8. En conséquence, l'une au moins des conditions posées par l'article L. 521-1 du code de justice administrative n'étant pas remplie, les conclusions de Mme A et M. B tendant à la suspension de l'exécution du refus du maire de Port-Saint-Père de dresser un procès-verbal d'infraction ne peuvent qu'être rejetées.

Sur les frais liés au litige :

9. Mme A et M. B étant la partie perdante dans la présente instance, leurs conclusions tendant à ce qu'une somme soit mise à la charge de la commune de Port-Saint-Père au titre de l'article L. 761-1 du code de justice administrative ne peuvent être accueillies.
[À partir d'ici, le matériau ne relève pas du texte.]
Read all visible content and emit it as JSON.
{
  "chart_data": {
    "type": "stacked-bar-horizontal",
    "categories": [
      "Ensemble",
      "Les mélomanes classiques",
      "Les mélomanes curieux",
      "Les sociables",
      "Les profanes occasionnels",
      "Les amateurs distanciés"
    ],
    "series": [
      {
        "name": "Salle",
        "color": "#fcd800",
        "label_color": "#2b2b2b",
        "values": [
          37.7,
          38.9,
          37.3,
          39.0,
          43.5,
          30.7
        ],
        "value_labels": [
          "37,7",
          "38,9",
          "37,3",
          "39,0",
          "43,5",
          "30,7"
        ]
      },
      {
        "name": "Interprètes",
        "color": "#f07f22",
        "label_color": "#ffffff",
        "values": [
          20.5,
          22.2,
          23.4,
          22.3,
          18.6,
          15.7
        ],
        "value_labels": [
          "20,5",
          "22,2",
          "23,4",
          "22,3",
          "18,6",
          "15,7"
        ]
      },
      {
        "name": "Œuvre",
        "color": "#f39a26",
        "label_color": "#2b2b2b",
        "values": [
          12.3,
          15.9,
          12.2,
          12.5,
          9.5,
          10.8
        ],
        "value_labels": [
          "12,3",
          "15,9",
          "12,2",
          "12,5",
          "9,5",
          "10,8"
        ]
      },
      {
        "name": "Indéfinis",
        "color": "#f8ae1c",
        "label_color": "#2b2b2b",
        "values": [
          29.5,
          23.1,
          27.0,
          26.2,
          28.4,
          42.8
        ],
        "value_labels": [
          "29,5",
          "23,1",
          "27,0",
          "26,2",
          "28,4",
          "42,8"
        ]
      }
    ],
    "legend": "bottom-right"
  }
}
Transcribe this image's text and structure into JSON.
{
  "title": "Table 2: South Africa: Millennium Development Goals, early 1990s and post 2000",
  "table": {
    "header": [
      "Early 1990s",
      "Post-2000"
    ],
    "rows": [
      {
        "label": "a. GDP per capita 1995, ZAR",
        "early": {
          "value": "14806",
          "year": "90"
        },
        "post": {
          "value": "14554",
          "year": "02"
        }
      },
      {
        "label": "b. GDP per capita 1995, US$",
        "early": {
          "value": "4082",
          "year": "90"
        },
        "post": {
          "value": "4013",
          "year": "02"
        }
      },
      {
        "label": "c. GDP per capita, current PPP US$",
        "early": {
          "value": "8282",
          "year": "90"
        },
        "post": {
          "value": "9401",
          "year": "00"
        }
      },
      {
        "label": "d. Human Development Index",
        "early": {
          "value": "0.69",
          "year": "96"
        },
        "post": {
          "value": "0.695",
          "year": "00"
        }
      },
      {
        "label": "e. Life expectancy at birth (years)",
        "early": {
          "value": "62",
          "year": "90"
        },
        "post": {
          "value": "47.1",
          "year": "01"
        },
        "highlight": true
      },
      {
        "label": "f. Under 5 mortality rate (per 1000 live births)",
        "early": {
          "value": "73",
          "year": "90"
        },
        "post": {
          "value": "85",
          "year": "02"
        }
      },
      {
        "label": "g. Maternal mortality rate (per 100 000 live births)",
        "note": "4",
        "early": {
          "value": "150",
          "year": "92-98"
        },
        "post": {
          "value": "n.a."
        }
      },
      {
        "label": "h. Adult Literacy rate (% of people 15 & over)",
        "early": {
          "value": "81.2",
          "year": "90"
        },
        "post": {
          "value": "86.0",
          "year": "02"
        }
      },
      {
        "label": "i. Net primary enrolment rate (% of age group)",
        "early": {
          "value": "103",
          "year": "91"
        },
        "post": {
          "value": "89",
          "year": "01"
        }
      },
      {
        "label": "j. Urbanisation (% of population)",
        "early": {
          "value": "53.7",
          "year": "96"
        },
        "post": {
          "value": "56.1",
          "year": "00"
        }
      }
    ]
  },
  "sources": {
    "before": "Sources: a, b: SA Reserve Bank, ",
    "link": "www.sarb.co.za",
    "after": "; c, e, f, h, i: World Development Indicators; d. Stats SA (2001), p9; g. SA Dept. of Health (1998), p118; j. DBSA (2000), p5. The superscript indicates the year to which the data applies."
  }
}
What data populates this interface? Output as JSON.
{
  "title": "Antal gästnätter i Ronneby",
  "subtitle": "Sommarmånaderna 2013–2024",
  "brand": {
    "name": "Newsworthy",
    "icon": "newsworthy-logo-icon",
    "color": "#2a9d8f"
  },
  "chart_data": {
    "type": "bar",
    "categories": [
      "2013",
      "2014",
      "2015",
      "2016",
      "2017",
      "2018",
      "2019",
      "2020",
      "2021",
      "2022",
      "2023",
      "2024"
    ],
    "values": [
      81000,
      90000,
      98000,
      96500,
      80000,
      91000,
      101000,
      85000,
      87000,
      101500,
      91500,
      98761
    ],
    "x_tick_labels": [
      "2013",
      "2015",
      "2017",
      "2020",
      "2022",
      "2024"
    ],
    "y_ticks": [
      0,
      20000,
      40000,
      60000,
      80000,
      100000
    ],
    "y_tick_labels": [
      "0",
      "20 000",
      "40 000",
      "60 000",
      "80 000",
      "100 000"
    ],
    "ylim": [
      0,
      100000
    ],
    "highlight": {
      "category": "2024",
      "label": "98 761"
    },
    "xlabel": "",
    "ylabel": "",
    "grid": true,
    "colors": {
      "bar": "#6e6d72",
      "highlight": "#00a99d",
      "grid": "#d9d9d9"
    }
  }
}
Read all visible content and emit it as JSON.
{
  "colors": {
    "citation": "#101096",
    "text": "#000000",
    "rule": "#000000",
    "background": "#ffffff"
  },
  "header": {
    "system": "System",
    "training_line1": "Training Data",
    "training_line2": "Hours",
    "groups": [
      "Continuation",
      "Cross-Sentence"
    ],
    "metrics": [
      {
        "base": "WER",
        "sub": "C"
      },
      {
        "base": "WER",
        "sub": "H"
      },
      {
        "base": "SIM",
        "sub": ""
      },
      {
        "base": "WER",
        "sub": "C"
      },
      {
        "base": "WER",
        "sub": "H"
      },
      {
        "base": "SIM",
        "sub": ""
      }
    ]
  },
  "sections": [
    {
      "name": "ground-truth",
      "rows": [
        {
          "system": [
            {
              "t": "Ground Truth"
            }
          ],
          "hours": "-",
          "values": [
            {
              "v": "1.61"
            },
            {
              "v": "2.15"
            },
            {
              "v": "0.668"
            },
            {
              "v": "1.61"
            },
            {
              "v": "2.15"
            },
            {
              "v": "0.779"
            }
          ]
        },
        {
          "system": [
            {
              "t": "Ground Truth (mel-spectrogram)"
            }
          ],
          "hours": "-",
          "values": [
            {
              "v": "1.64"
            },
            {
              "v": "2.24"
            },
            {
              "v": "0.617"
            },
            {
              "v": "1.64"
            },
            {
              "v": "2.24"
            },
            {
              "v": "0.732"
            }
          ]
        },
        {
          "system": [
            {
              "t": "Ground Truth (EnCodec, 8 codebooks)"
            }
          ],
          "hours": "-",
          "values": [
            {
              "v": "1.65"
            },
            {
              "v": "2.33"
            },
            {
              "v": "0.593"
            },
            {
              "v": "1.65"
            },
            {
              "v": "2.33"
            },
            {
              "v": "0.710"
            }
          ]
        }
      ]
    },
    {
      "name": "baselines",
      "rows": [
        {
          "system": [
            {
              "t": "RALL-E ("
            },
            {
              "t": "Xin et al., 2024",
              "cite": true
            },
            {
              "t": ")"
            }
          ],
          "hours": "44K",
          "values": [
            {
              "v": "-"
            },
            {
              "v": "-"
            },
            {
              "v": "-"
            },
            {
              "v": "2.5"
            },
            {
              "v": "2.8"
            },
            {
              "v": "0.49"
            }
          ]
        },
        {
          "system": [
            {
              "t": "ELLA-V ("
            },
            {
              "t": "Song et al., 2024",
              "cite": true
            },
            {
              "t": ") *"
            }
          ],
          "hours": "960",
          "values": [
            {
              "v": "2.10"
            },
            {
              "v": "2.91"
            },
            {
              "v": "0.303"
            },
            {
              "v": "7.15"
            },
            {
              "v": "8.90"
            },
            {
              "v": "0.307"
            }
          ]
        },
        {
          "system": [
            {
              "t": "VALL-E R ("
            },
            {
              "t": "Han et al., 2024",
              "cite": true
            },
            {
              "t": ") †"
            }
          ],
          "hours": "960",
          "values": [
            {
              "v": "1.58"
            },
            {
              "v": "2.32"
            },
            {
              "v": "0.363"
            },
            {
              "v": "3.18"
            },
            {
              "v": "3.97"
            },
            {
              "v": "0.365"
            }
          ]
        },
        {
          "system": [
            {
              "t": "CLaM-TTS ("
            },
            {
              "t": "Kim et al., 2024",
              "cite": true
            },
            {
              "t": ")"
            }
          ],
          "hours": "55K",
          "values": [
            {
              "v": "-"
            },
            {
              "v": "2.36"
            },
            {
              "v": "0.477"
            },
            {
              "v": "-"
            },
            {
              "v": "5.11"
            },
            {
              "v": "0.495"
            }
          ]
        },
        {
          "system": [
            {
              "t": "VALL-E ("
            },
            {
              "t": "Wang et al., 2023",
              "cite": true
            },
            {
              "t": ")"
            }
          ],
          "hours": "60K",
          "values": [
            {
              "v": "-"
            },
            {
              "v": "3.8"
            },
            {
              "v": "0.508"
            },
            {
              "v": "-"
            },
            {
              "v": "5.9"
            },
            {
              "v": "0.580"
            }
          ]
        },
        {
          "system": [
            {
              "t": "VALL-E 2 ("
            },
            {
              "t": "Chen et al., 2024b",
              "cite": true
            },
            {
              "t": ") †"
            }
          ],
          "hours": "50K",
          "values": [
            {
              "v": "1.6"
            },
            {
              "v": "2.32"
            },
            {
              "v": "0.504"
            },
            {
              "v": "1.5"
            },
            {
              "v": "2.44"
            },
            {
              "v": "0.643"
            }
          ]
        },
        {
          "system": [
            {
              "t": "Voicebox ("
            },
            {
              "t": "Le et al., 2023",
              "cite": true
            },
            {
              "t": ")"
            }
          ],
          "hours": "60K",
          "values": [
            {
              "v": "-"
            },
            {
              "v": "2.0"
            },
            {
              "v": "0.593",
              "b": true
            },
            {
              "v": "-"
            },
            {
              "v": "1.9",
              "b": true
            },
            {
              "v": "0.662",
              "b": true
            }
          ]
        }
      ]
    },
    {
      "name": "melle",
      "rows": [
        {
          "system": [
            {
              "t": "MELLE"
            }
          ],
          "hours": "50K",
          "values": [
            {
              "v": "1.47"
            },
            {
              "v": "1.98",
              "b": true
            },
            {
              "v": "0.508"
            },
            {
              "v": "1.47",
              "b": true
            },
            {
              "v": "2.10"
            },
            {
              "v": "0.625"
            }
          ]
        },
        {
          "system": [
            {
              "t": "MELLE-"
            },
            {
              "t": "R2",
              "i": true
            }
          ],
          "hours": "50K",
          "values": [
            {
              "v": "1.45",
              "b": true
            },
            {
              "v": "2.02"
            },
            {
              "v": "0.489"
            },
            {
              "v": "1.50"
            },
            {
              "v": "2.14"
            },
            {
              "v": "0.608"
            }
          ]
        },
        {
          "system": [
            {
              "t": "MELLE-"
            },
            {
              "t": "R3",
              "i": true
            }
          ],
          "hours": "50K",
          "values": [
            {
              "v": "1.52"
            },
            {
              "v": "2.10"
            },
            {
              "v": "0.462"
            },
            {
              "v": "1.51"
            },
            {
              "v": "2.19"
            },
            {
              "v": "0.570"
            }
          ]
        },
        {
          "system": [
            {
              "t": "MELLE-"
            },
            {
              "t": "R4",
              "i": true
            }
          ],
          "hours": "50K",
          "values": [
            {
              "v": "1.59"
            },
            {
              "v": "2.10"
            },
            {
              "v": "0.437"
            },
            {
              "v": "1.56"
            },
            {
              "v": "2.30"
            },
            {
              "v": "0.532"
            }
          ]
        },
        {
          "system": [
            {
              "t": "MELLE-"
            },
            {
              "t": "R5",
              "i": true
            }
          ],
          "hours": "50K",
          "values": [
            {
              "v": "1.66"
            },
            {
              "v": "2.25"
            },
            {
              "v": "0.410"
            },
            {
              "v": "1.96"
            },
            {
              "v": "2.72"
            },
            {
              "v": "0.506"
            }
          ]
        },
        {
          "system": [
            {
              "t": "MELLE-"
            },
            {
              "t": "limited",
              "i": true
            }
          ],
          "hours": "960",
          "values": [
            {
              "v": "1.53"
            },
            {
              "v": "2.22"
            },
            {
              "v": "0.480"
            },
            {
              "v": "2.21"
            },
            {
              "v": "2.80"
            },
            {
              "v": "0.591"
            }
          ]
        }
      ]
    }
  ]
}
Dans les circonstances de l'espèce, il n'y a pas lieu de faire droit aux conclusions présentées par la commune de Port-Saint-Père ainsi que par les consorts E et la SCI Aurakey sur ce même fondement.

O R D O N N E :

Article 1er : La requête de Mme A et M. B est rejetée.

Article 2 : Les conclusions présentées par la commune de Port-Saint-Père ainsi que par les consorts E et la SCI Aurakey tendant à l'application de l'article L. 761-1 du code de justice administrative sont rejetées.

Article 3 : La présente ordonnance sera notifiée à Mme D A et M. F B, à la commune de Port-Saint-Père, à Mme G et M. C E, à Mme H E et M. K J ainsi qu'à la SCI Aurakey.

Fait à Nantes, le 22 août 2023.

Le juge des référés,

L. Martin

La greffière,

A. Rivière La République mande et ordonne au préfet de la Loire-Atlantique en ce qui le concerne ou à tous commissaires de justice à ce requis en ce qui concerne les voies de droit commun contre les parties privées, de pourvoir à l'exécution de la présente décision.